The Last Thing She Ever Did(55)



“See that?” he said. “I think that’s the kid.”

Esther didn’t say anything. She could see Charlie’s sneakers walking away from the shoreline.

The camera spun around, and the canoe went back to the beaver lodge. In doing so, it picked up the image of a man with binoculars looking across the river. Matt talked incessantly to his dog the whole time, telling her what a good baby she was and how he didn’t want her to go after the beavers.

“If we get lucky enough to film them, we can put it on YouTube,” he said.

After ten minutes he started upriver again.

Carole’s voice could be heard now, calling out, “Have you seen my little boy?”

Matt didn’t reply right away. “Say that again?”

“Here,” Matt told Esther, pointing at the video. “I pulled out my earbuds right there. I didn’t answer the lady right away because I didn’t know what she was talking about. She seemed a little out of line. You know, yelling like that.”

“I’m going to need to keep this camera,” Esther said.

“I’ll get it back, right? You won’t keep it forever, will you?” He looked skeptical.

“Yes, you’ll get it back. We’ll copy the video. All right?”

“Was there anything on there that was helpful with the case of the missing boy? I know that some people think he might have gone in the river, but I think if he did, Chelsea would have barked at him. She’s a barker. She barks at a leaf when it blows across the road.”

“Yes,” she said. “You’ve been very helpful.”

Esther didn’t say so, but one thing struck her as particularly odd. The old man with the binoculars was Dan Miller.

What was he looking at? And why hadn’t he said anything to her about that when they talked?



Esther ran into Jake outside of the records section. Jake smiled at her, but she didn’t return the gesture. Smiling was almost never her first reaction to seeing someone.

“Canoe guy came in,” she said, handing over the GoPro. “Took some video.”

“What’s on it?”

“Charlie.”

“No shit?”

“He’s walking away from the water. He doesn’t go in—at least, not at the moment he was being filmed. He’s carrying a bucket. Can’t make out much more than that. And Dan Miller. He’s on the tape too. You need to download it so we can see it on a larger screen.”

“On it.”

“Good.”

With that, Esther returned to her office to drink more coffee and scroll through messages. Media calls, mostly.

Charlie almost certainly had not fallen into the water. The canoe guy and Brad Collins would surely have noticed that. That was good. That meant the child hadn’t drowned. On the other hand, that meant that it was more likely than ever that he’d gone somewhere under his own power—or with someone else.

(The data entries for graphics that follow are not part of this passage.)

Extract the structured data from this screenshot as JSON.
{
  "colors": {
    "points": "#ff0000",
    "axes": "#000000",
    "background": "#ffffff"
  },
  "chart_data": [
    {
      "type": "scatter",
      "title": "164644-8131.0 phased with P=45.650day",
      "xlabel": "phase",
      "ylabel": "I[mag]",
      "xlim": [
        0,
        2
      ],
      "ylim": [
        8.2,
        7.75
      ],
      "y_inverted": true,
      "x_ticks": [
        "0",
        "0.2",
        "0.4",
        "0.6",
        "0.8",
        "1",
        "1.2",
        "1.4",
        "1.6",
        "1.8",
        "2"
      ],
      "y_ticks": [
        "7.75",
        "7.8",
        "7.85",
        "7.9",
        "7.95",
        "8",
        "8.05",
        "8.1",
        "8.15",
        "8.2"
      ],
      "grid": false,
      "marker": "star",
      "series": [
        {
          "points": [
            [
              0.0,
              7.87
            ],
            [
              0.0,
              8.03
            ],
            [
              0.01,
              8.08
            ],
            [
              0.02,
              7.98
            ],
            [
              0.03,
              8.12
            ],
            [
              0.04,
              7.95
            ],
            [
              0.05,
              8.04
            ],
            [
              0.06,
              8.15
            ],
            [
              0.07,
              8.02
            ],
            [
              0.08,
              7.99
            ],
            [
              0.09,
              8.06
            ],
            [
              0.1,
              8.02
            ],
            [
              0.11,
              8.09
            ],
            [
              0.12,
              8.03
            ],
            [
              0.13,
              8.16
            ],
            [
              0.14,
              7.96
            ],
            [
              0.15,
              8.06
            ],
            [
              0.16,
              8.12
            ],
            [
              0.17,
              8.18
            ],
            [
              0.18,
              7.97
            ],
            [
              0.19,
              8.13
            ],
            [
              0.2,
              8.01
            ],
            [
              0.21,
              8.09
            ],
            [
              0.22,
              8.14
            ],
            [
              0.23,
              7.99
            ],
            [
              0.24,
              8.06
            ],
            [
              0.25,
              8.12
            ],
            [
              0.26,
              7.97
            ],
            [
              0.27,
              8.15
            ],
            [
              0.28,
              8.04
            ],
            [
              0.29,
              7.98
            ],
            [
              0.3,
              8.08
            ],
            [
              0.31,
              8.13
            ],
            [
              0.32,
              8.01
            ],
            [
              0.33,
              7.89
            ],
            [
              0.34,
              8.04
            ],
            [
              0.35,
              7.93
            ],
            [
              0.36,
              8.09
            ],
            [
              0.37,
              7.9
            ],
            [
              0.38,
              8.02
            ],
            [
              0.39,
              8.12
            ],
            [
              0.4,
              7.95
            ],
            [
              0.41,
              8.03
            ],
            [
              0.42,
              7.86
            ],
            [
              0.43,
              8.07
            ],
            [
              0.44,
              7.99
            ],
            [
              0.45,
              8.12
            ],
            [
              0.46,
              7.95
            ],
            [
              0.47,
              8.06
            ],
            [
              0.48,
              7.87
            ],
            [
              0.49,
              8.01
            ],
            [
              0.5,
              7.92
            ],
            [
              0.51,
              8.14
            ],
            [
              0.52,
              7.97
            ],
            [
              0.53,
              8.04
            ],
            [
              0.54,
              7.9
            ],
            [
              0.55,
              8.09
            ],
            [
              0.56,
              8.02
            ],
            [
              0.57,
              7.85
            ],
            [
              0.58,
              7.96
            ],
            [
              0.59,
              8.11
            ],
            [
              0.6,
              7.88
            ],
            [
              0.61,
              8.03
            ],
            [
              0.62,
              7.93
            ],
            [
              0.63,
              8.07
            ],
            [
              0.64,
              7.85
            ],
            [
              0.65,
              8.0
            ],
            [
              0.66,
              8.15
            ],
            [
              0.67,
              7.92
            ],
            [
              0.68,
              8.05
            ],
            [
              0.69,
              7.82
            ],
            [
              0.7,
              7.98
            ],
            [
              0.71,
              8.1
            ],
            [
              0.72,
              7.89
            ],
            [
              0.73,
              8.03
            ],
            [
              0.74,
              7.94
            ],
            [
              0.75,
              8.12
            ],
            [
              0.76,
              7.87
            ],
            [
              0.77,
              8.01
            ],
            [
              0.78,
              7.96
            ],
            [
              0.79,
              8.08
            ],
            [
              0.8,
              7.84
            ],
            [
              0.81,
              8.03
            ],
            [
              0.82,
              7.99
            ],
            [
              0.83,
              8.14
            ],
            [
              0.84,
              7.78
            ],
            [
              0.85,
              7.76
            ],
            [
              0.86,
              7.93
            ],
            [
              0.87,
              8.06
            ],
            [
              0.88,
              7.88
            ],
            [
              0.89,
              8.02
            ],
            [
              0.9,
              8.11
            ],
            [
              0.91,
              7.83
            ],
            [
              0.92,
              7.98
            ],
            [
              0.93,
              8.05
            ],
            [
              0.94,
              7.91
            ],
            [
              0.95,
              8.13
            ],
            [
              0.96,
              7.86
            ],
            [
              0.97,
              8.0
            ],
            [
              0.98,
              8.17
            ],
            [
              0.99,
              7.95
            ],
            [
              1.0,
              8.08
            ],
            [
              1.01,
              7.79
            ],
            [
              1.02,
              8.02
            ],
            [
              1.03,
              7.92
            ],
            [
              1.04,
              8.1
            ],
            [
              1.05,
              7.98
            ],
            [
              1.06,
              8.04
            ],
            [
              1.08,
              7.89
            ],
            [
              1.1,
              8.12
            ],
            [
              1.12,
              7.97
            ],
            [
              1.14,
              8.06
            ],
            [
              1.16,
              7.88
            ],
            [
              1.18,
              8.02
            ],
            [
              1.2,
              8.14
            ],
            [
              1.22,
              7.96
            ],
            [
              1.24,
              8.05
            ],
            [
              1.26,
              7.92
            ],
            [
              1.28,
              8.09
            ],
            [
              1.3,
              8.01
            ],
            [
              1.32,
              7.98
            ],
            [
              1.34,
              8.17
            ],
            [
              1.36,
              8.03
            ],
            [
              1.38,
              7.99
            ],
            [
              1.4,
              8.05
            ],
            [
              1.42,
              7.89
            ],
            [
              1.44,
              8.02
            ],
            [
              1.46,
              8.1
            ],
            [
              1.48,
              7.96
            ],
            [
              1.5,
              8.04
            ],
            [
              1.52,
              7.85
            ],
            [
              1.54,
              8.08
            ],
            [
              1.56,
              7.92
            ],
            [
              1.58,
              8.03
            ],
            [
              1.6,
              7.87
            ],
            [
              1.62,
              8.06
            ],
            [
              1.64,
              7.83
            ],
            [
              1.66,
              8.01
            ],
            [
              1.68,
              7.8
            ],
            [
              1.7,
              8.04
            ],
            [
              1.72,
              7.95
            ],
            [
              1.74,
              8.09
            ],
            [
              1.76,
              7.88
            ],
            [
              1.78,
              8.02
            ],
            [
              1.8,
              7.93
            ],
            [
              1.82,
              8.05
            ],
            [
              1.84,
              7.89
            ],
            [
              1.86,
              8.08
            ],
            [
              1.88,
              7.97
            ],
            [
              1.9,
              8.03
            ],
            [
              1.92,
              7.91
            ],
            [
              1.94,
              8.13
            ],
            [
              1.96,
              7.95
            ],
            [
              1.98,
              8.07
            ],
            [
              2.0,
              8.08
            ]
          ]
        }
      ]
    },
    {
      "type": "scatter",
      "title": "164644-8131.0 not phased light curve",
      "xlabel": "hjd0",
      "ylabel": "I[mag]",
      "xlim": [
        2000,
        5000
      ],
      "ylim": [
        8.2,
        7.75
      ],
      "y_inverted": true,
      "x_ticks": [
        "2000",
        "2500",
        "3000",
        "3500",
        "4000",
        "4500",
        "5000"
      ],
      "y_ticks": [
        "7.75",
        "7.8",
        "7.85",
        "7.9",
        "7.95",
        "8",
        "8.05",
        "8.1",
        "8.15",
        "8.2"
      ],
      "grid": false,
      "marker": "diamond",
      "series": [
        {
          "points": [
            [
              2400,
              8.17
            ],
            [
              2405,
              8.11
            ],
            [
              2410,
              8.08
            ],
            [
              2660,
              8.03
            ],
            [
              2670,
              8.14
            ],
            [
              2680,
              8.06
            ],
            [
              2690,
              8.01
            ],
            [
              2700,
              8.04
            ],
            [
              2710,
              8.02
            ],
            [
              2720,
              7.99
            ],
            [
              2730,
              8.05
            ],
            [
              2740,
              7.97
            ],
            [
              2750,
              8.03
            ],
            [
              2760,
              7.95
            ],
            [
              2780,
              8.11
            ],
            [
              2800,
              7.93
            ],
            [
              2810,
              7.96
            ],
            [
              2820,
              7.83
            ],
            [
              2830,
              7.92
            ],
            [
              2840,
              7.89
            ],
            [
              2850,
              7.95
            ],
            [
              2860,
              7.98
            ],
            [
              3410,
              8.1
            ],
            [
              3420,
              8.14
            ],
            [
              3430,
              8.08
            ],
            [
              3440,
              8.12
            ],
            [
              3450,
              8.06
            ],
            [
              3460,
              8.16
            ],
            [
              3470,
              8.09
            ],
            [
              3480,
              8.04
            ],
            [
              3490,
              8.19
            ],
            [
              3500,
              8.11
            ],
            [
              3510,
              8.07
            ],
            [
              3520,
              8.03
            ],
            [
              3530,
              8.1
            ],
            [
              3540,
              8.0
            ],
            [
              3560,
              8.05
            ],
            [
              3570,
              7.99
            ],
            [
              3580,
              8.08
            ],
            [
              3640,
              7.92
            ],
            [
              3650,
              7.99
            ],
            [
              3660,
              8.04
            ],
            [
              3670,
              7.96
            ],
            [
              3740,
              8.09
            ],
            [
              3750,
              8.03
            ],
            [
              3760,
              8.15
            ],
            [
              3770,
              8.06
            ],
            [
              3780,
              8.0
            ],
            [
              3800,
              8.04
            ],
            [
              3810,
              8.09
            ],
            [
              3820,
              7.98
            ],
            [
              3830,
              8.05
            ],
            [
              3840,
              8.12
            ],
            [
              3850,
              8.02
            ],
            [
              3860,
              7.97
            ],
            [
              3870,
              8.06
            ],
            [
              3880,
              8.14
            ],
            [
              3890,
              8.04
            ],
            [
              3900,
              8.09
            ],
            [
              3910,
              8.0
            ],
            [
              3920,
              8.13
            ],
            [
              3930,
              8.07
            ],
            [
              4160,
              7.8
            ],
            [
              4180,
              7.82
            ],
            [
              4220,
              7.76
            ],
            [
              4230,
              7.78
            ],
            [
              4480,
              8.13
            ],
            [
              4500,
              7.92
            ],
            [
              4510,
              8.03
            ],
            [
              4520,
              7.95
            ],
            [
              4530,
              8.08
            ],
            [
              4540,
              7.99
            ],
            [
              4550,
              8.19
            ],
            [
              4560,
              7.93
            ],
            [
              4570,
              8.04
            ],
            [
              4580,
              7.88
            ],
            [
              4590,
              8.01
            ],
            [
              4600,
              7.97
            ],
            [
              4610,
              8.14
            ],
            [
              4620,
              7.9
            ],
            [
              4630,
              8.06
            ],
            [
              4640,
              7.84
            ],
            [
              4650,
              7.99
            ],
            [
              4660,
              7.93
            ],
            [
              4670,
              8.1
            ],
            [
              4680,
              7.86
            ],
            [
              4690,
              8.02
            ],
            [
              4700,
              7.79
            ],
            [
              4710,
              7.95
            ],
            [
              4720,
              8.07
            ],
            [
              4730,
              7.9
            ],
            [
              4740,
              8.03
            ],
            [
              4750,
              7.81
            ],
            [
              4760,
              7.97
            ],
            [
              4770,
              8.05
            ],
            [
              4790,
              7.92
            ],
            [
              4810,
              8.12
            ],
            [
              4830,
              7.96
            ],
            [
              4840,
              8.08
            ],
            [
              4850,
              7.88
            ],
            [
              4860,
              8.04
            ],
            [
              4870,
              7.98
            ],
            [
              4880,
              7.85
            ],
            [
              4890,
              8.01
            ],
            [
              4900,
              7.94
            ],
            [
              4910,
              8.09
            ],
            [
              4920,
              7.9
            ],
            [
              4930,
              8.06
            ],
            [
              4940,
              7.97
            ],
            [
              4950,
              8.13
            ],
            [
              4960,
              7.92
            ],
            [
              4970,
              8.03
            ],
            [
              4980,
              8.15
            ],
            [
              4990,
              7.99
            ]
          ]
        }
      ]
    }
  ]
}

Someone, she thought, that the boy almost certainly knew.





CHAPTER THIRTY-TWO

MISSING: ONE WEEK

Dan Miller opened the front door wearing a Hawaiian shirt, khaki shorts, and flip-flops. The retired doctor’s white hair apparently hadn’t yet decided on a direction to lie in that day: it was all over the place. In one hand he held the remote control to his television set. While Dan had talked to other officers, he’d never responded to her request to get in touch when she’d talked to the neighbor and left her business card.

Esther was circling back. The GoPro video was a good reason to make another run at the old man.

“Golf is on,” he said, opening the door wide and revealing an interior that looked every bit the authentic Old Bend the house portended from the street. It wasn’t a faux cabin with fake moose-antler chandeliers and bear silhouettes stenciled on parchment-colored lampshades. It was real. Heavy beams supported the soaring ceiling. Dark oak flooring, scarred from years of people coming and going, led to a stone fireplace whose firebox, circled by a heavy shadow of black soot like a teen girl’s heavy-handed mascara, indicated decades of memories.

“I’m here about the Franklin boy, Dr. Miller,” she said.

Dan motioned her inside and shut the door. “Been sitting in my chair, watching the river and the goings-on over there,” he said, indicating a leather chair that swiveled from the picture window to face the TV. He had a front-row seat to all the action, on both the Deschutes in front of the house and the links on the large flat-screen, his only apparent nod to modern technology. He muted the TV, although it didn’t matter much. Golf is the quietest of any broadcast sport, with whispering announcers barely registering above a suppressed cough.

Dan offered Esther something to drink, but she declined. It wasn’t a social visit. Esther didn’t do those anyway.

“Mrs. Franklin says you were out doing yardwork when her little boy disappeared,” she said.

The old man fiddled with the remote for a second. The joints of his fingers showed signs of arthritis. Twigs with tiny burls. He set down the remote.

“I was cutting the grass, yes,” he said, “but I don’t know a damn thing about the kid disappearing. I was busy. I was ‘in the zone,’ as the kids say. It takes focus to do things the right way. Even mowing the lawn needs to be done right.” He paused before adding, “I try not to look over in that direction much anyhow.”